Cute typestate example: the state transition from egg, to caterpillar, to pupae,
to butterfly.
It only allows data types with finite/enumerable typestates.
It defines typestates with syntax that looks like it is defining types::
state File {
val filename;
}
state OpenFile case of File = {
val filePtr;
method read() { ... }
method close() { this <- ClosedFile; }
}
state ClosedFile case of File {
method open() { this <- OpenFile; }
}
Makes it really seem like a discriminated union. The stated reason to do this
is to avoid having "null pointers" and other invalid data around when in a state
where it is not valid. It seems that another reasonable approach would be to
tag data members as only being valid in some states.
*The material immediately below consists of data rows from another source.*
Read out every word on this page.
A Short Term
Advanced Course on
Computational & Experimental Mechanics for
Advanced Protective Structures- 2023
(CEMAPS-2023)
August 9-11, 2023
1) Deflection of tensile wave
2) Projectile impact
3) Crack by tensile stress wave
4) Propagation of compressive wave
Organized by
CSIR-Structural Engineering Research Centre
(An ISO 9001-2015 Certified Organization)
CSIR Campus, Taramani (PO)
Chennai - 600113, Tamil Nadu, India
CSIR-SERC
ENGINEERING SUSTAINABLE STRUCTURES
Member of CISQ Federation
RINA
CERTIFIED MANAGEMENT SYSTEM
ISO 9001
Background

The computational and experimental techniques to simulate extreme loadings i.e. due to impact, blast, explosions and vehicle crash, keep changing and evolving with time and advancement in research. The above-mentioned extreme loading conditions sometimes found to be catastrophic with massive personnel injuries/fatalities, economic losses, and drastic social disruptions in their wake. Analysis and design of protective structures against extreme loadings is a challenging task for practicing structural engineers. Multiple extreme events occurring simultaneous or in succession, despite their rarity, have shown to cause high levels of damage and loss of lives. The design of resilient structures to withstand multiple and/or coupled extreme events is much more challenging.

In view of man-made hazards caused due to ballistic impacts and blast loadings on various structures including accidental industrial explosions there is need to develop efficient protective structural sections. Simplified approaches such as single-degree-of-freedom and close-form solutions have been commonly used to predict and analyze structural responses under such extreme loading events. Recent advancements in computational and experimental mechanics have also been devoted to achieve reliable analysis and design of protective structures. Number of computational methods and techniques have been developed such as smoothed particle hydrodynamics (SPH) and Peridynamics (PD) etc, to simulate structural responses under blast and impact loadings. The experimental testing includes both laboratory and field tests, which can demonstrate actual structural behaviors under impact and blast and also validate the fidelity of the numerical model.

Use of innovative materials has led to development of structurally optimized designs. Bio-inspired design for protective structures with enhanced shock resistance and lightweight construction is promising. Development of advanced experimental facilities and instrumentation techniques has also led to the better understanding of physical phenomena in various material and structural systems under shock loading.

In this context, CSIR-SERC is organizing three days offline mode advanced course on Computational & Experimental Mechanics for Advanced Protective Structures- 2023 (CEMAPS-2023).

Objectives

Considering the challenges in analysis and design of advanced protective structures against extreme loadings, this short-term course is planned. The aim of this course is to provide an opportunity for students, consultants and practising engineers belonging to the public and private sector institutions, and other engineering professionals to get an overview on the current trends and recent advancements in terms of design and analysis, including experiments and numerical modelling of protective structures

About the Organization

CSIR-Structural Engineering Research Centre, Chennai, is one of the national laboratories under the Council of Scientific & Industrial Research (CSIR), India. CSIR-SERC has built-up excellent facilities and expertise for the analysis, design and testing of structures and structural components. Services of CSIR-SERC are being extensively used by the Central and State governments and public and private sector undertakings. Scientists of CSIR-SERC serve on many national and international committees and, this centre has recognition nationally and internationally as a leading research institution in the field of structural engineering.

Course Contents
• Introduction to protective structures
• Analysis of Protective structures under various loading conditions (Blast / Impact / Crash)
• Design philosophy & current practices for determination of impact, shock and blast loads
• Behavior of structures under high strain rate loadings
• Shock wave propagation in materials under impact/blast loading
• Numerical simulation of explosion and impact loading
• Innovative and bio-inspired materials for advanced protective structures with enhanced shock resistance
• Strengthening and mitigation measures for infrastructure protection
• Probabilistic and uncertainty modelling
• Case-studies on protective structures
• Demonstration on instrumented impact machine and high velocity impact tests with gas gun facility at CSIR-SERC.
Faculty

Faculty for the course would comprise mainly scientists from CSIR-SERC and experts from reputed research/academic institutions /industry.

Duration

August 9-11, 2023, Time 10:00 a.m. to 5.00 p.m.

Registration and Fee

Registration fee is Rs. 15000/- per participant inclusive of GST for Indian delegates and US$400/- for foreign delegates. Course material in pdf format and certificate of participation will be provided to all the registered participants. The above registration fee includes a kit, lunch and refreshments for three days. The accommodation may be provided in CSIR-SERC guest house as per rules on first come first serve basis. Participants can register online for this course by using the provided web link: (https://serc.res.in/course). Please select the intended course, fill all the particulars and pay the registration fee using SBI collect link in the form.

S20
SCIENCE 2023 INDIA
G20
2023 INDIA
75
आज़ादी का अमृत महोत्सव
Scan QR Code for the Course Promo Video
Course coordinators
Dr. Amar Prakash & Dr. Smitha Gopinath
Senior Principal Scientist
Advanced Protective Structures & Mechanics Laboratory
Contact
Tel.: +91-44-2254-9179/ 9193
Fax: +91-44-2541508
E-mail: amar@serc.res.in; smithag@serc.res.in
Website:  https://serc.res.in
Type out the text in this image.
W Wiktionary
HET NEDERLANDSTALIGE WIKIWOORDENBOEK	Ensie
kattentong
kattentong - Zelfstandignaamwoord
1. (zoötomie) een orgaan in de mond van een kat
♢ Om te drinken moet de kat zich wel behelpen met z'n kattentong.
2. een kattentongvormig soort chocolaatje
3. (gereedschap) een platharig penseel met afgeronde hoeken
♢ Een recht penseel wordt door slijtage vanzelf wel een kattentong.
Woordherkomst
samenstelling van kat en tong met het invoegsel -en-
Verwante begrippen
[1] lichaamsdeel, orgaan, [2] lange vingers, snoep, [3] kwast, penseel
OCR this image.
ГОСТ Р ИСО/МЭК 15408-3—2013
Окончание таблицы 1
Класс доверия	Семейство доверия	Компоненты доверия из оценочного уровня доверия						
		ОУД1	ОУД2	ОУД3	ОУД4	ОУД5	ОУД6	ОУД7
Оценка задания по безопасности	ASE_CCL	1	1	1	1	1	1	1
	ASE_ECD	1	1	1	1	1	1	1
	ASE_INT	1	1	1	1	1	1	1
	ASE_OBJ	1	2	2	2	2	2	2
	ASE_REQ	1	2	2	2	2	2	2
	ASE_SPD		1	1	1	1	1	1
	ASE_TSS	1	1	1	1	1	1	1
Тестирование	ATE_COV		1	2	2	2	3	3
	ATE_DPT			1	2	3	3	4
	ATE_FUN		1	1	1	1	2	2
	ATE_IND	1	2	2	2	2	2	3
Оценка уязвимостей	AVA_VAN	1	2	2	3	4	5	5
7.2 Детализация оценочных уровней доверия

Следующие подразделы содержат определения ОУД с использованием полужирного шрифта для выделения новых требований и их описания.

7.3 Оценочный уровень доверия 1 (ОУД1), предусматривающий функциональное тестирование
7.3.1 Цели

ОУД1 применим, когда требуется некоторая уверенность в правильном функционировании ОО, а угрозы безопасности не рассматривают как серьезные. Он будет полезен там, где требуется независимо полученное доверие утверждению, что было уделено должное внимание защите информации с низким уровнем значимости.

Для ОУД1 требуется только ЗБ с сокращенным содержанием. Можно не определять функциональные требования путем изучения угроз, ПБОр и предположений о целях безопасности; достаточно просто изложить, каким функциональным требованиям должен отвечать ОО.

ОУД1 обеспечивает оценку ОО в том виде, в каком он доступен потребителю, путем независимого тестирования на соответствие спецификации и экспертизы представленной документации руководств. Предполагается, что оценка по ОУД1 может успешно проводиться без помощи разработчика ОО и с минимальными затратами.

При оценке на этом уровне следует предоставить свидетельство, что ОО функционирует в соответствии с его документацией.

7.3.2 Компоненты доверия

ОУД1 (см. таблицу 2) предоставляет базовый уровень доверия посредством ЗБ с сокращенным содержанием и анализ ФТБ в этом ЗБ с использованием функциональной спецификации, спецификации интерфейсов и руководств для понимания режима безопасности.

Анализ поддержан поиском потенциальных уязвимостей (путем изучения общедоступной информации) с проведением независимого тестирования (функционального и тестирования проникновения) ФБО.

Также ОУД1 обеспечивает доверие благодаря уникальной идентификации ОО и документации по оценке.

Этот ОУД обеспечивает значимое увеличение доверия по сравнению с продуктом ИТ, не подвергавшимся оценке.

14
Both have tradeoffs.
Doing either of them would be a great way to avoid having to declare stuff
"optional/?" just because of typestate, and even permits other types that don't
have a handy sentinel. It is still useful to define unconditional data, and
still useful to allow size-optimization by deriving state from a field ("-1 is a
closed file state" - at least if we don't have good integer size bounds, which
we do want anyway).
It strikes me that typestate declarations themselves (e.g. a type can be in the
"open" or "closed" state) should be independently declared from types and should
have the same sort of visibility controls as types. I should be able to declare
a protocol/java interface along the lines of::
protocol fileproto {
open(...) closed;
close(...) opened;
}
using "public" closed/opened states. Insert fragility concerns here.
It supports multidimensional typestate, where a class can transition in multiple
dimensions without having to manually manage a matrix of states. This seems
particularly useful in cases where you have inheritance. A base class may
define its own set of states. A derived class will have those states, plus
additional dimensions if they wanted. For example, an NSView could be visible
or not, while an NSButton derived class could be Normal or Pressed Down, etc.
Generics: "mechanisms like type parameterization need to be duplicated for
typestate, so that we can talk not only about a list of files, but also about a
list of *open* files".
You should be allowed to declare typestate transitions on "self" any any by-ref
arguments/ret values on functions. In Plaid syntax::
public void open() [ClosedFile>>OpenFile]
should be a precondition that 'self' starts out in the ClosedFile state and a
postcondition that it ends up in the OpenFile state. The implementation could
be checked against this contract.
Their onward2009 paper contains the usual set of aliasing restrictions and
conflation of immutable with something-not-typestate that I come to expect from
the field.
Their examples remind me that discriminated unions should be allowed to have a
'base class': data that is common and available across all the slices. Changing
to another slice should not change this stuff.
'instate' is the keyword they choose to use for a dynamic state test.